The planned four-story building at 4417 N. Kilpatrick Ave., which is adjacent to the Union Pacific railroad tracks and a Jewel grocery store, has drawn fire from nearby homeowners for being too tall and too big for their neighborhood of about 90 single-family homes.
In addition, some members of the Triangle Homeowners Association said the project will clog the streets of their neighborhood with traffic and take up all of the street parking spaces.
Others said they were concerned the large building, restricted to residents 55 and older, will flood their homes with stormwater and overwhelm the area’s electricity grid.
The project is scheduled to be considered by the Chicago Plan Commission Dec. 20, which must approve a zoning change to allow for the proposed apartment building to be built on land once set for 12 single-family homes.
The project would help seniors who live in Portage Park and Jefferson Park grow old near their friends and neighbors, and fill a growing demand for senior housing, Arena said at a community meeting Thursday.

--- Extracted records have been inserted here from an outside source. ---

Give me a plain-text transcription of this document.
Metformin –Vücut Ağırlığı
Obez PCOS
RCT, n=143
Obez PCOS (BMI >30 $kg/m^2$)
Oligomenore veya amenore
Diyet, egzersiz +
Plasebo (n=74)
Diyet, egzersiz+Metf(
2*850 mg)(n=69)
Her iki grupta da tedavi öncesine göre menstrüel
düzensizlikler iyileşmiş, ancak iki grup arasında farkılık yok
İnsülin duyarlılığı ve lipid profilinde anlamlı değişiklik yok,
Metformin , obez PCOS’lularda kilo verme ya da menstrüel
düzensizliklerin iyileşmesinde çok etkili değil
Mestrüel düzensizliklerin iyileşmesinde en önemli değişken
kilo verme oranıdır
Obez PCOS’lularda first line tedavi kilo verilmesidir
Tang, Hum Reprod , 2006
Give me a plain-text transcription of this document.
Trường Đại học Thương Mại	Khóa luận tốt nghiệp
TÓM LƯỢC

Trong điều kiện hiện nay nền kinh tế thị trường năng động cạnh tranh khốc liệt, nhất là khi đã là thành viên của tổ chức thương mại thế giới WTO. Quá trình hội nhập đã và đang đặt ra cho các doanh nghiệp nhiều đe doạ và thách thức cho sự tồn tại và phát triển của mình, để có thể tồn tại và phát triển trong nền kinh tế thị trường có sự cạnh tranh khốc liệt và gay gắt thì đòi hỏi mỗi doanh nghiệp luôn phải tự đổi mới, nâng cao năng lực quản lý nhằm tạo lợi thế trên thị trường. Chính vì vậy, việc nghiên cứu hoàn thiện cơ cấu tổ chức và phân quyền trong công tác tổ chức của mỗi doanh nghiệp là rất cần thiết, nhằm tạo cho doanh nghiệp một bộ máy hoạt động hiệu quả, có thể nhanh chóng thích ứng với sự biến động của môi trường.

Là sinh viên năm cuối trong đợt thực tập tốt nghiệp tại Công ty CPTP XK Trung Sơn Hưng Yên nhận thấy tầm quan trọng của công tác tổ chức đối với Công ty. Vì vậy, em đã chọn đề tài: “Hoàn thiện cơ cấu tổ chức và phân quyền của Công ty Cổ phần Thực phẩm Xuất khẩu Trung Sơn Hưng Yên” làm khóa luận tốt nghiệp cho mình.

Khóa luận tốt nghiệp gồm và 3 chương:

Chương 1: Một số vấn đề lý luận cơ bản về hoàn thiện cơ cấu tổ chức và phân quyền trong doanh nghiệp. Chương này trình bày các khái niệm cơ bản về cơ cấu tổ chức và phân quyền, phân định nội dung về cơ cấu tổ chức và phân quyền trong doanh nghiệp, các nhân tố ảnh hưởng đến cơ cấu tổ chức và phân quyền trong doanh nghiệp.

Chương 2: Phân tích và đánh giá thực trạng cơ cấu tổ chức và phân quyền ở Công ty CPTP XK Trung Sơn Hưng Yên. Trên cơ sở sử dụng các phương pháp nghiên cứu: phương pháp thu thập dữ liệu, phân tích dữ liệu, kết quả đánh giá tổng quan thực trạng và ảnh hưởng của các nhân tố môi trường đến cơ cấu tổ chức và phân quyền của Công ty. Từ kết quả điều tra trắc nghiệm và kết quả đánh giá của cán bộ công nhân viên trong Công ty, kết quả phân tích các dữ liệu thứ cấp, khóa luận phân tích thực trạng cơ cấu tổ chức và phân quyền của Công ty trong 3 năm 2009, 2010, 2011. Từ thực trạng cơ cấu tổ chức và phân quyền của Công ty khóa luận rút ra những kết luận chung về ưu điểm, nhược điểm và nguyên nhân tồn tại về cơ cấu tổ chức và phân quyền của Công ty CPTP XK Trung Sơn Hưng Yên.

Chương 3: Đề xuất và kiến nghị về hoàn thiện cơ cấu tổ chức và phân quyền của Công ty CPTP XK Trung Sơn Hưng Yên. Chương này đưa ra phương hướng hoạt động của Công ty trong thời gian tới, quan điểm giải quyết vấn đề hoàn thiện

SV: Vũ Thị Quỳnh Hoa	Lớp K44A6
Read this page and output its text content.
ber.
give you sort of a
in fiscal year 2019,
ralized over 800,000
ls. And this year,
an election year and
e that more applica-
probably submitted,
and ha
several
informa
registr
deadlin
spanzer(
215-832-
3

At the alderman’s suggestion, the project was redesigned slightly to remove a design feature that covered part of the building at the corner of Kilpatrick and Berteau avenues.

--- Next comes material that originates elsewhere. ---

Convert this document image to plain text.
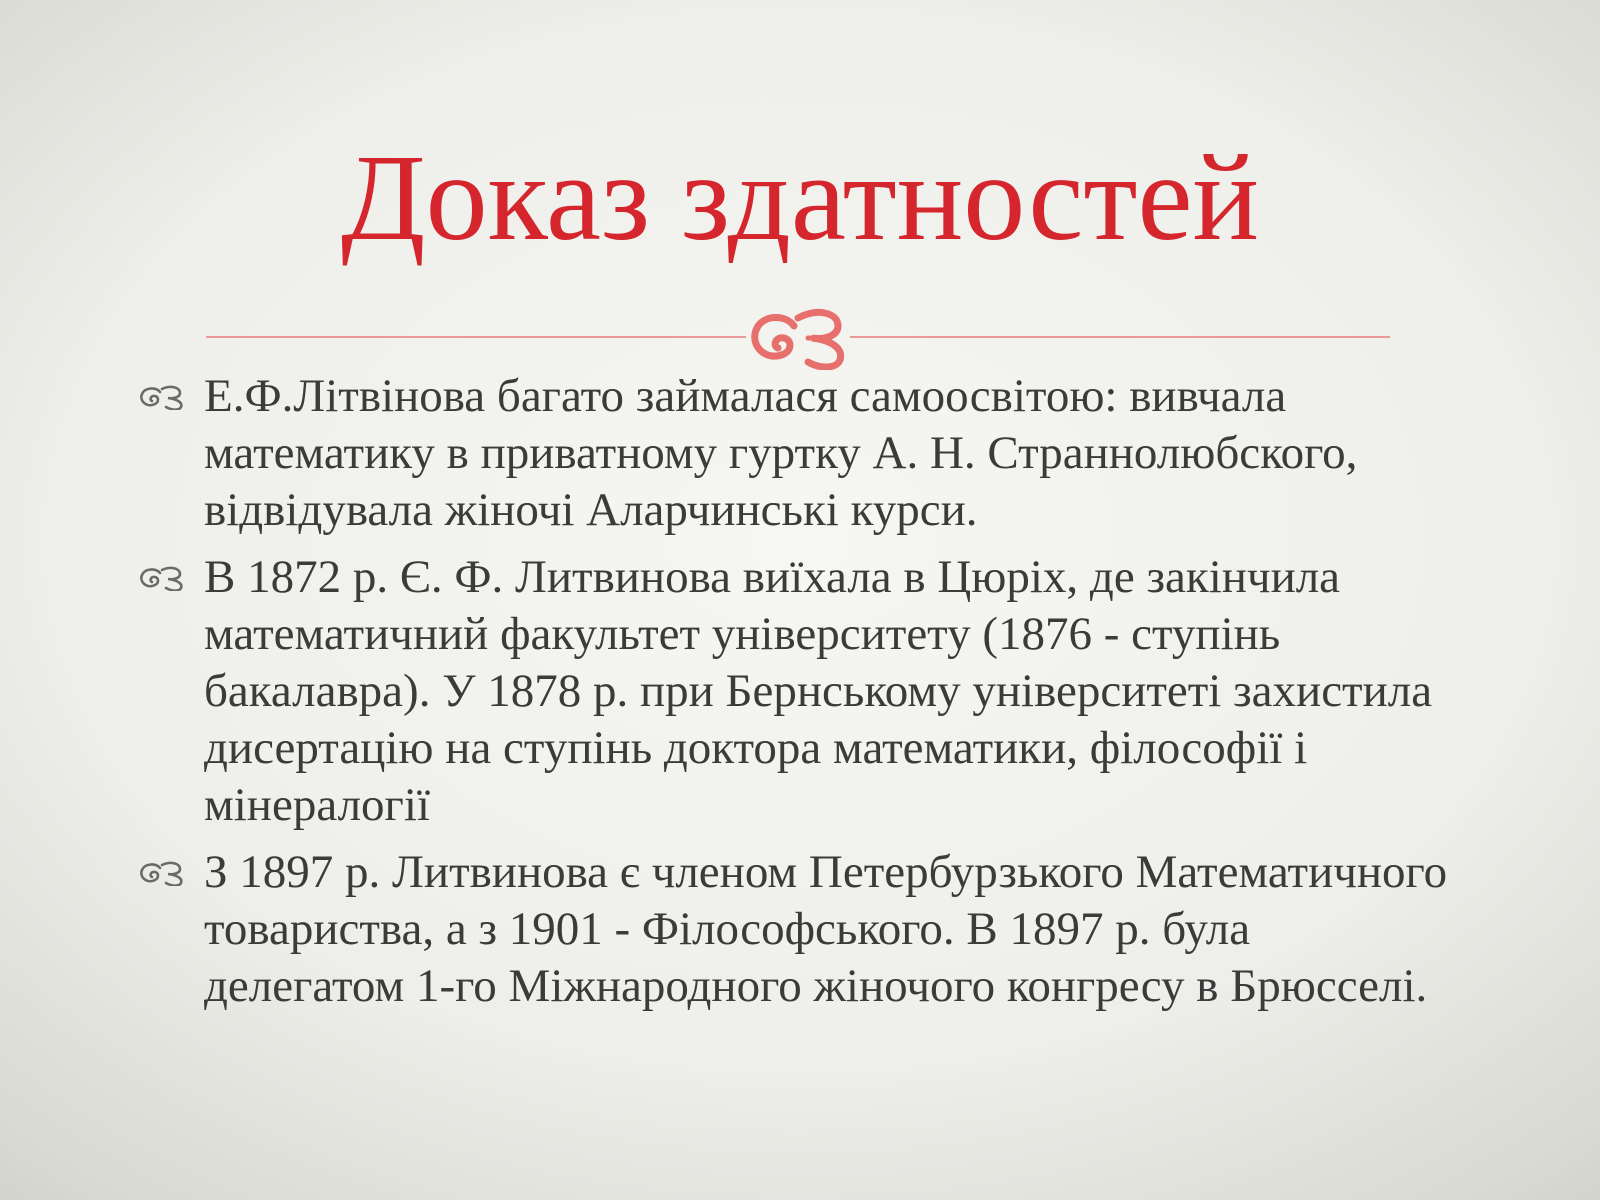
Доказ здатностей
Е.Ф.Літвінова багато займалася самоосвітою: вивчала математику в приватному гуртку А. Н. Страннолюбского, відвідувала жіночі Аларчинські курси.
В 1872 р. Є. Ф. Литвинова виїхала в Цюріх, де закінчила математичний факультет університету (1876 - ступінь бакалавра). У 1878 р. при Бернському університеті захистила дисертацію на ступінь доктора математики, філософії і мінералогії
З 1897 р. Литвинова є членом Петербурзького Математичного товариства, а з 1901 - Філософського. В 1897 р. була делегатом 1-го Міжнародного жіночого конгресу в Брюсселі.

It made the building seem bigger than it was, and did not fit in with the rowhouse-style design of the building, Arena said.
The complex also features a courtyard and a small garden where residents will be able to plant flowers and vegetables, Arena said.

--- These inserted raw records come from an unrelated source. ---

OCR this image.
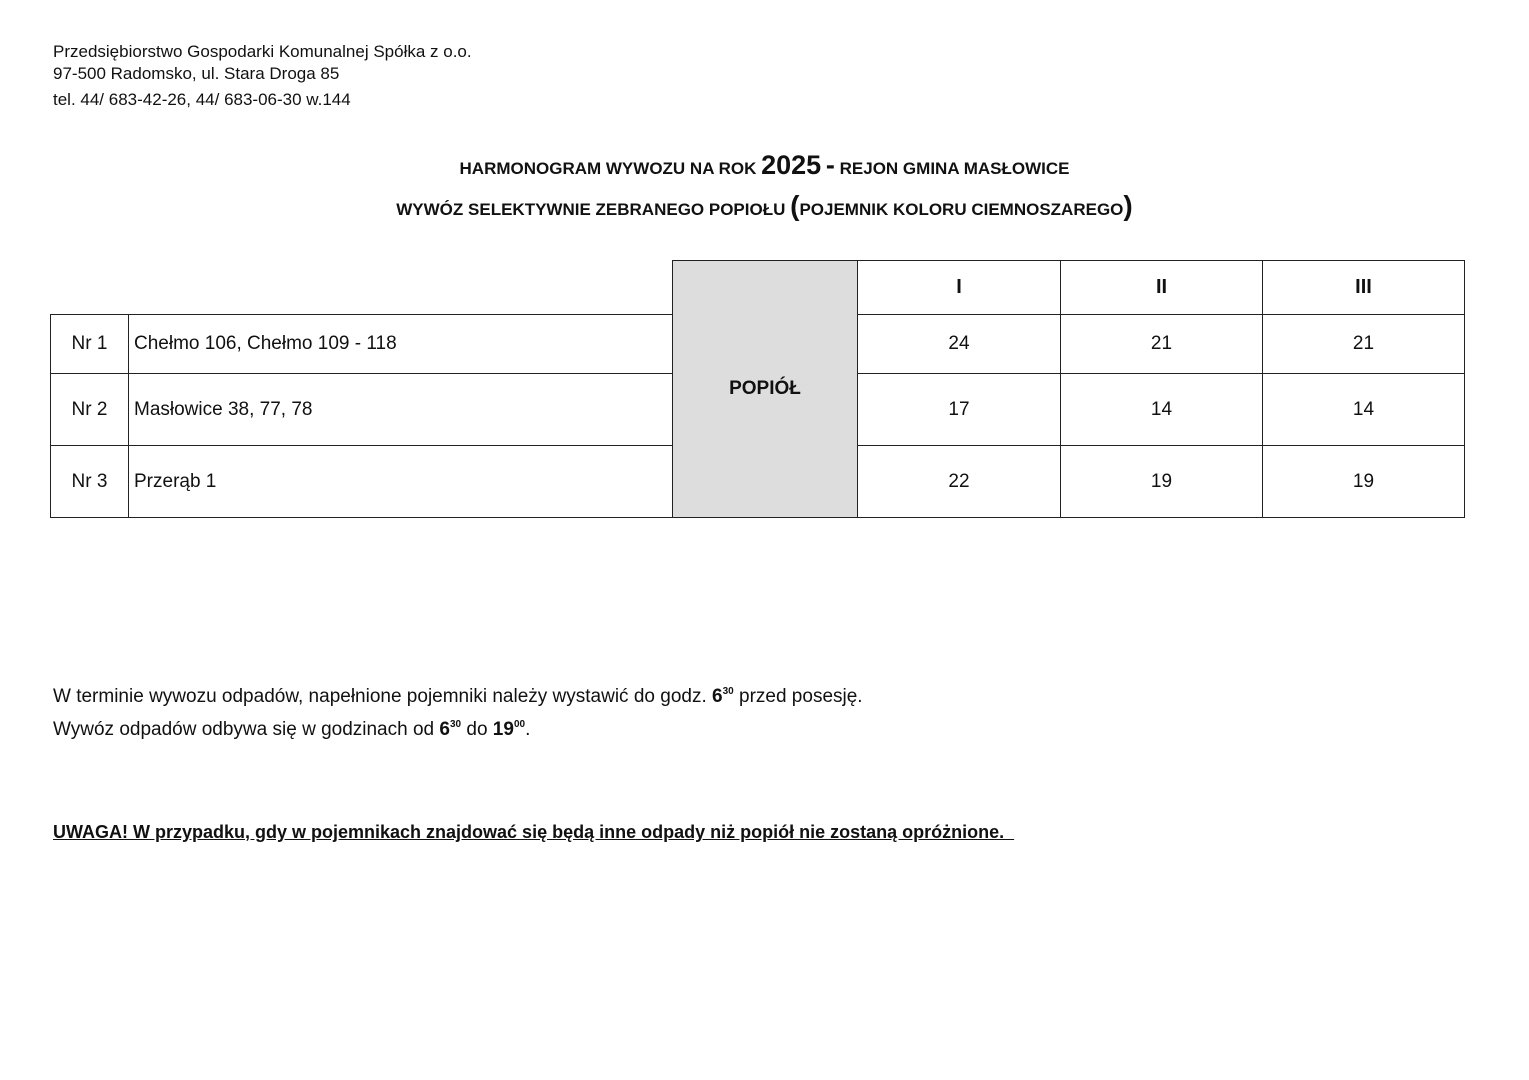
Przedsiębiorstwo Gospodarki Komunalnej Spółka z o.o.
97-500 Radomsko, ul. Stara Droga 85
tel. 44/ 683-42-26, 44/ 683-06-30 w.144
HARMONOGRAM WYWOZU NA ROK 2025 - REJON GMINA MASŁOWICE
WYWÓZ SELEKTYWNIE ZEBRANEGO POPIOŁU (POJEMNIK KOLORU CIEMNOSZAREGO)
		POPIÓŁ	I	II	III
Nr 1	Chełmo 106, Chełmo 109 - 118		24	21	21
Nr 2	Masłowice 38, 77, 78		17	14	14
Nr 3	Przerąb 1		22	19	19
W terminie wywozu odpadów, napełnione pojemniki należy wystawić do godz. $6^{30}$ przed posesję.
Wywóz odpadów odbywa się w godzinach od $6^{30}$ do $19^{00}$.
UWAGA! W przypadku, gdy w pojemnikach znajdować się będą inne odpady niż popiół nie zostaną opróżnione.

Arena said traffic studies conducted by the developer and reviewed by city planning officials as well as his own experience driving in the area convinced him that the area can handle the additional cars and trucks.
“Heavy traffic, to me, is not the issue,” Arena said, prompting exasperated sighs and other sounds of disagreement from the audience. “This area does not have a traffic flow issue.”
The city code requires there to be one parking space for every three units in the building. The project will have 34 parking spaces, a number many attendees said was much too low.
Many residents will not own a car and choose instead to walk to shops at Six Corners and use nearby buses and trains to get around, Arena said.
“These are young seniors who will be active,” Arena said.
In addition, the same parking ratio has worked at other senior apartment buildings in the 45th ward, Arena said.
Ninety percent of the units will be set aside for low-income seniors, said Nancy Kapp, president of The Renaissance Companies, which is developing the project. The project is being financed in part by dollar-for-dollar federal tax credits designed to finance affordable housing.
Ed Bannon, the executive director of the Six Corners Association, said the group sympathized with the neighbors’ concerns but supported the development, saying it would bring needed density to the Six Corners shopping district that has struggled for years to attract shops and restaurants.
If approved by the plan commission, construction could begin in the fall and take about 18 months to build, Kapp said.